Toys “R” Us sold the bonds in October 2016, less than a year before it filed for bankruptcy. The largest portion of the offering received AAA ratings from S&P Global Ratings and Morningstar Credit Ratings. The $63 million Class F piece of the deal, which would be the first to take losses, had junk ratings.
The analysts estimated a new appraisal may value the properties at $407 million. Adding difficulty to valuations are the varying types of store locations — including outside malls, strip centers and standalone locations — and a retail industry “in such a state of flux.”
Real estate investment trusts including Retail Properties of America Inc., DDR Corp. and Kimco Realty Corp. are candidates to purchase some of the spaces in primary and secondary markets because many already operate similar properties, the analysts said. Local real estate investors may be the best option for lower-value lots, but could also end up buying mid-tier spaces if national buyers pass.
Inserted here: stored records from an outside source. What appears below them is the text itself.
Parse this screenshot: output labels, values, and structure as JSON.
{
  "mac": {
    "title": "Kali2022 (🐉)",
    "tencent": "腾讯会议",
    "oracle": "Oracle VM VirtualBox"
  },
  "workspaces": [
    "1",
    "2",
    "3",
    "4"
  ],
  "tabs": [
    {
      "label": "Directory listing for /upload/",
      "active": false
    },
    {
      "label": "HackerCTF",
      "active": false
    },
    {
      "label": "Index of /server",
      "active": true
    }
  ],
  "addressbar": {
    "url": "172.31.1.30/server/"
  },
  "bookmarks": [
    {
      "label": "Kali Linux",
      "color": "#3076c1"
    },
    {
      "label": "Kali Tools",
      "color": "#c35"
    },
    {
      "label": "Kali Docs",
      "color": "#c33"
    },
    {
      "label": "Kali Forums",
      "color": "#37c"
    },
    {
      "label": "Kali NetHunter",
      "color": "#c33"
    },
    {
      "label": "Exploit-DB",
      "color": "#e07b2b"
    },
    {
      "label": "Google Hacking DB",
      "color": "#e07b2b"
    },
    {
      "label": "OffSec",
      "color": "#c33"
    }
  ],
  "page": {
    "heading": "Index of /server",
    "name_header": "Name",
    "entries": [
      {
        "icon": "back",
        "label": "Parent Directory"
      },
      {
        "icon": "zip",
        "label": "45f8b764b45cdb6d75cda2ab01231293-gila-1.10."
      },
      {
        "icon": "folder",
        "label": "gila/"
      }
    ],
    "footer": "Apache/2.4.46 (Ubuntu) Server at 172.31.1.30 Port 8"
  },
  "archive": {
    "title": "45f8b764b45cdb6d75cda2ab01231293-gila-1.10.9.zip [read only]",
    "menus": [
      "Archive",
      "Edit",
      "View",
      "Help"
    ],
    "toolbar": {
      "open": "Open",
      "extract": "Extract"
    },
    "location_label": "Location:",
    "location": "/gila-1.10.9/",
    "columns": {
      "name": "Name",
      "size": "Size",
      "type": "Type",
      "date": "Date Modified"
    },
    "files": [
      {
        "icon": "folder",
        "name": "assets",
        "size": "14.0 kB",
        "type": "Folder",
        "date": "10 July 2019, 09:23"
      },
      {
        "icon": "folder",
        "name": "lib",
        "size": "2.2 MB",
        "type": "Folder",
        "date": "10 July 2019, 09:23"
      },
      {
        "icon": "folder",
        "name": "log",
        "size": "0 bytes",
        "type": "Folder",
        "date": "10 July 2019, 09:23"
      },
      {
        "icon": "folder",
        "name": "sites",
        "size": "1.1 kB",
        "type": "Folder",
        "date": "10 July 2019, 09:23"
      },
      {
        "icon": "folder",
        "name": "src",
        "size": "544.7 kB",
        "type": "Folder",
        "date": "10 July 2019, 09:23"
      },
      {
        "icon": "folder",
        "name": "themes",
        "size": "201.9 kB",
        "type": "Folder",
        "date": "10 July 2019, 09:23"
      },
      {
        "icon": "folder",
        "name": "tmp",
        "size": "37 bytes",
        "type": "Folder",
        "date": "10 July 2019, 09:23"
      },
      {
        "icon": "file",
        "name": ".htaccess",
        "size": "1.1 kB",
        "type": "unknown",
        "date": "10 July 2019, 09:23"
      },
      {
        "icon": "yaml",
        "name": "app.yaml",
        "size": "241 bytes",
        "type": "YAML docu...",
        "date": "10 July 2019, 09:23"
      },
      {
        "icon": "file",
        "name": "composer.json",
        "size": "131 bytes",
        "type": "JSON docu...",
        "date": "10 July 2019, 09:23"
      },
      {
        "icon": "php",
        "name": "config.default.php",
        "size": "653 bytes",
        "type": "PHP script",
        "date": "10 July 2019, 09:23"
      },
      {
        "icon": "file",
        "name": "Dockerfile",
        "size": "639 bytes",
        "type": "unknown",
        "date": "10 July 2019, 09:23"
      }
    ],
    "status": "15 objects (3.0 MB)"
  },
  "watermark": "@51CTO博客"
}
Potential replacement tenants “have significant negotiating power” when leasing the spaces, the analysts said. Some loans in the deal have other large vacancies nearby, or other weak tenants that may close stores. In some cases, potential replacement tenants like Michaels Cos. and Dick’s Sporting Goods Inc. already have stores near or in the same shopping strip where a Toys “R” Us is closing, meaning they’re unlikely to step in and lease.
“Buyers of these properties face massive execution risk,” the analysts said, noting that owners of the spaces may face lower-than-expected rents, more retailer defaults or a long leasing process.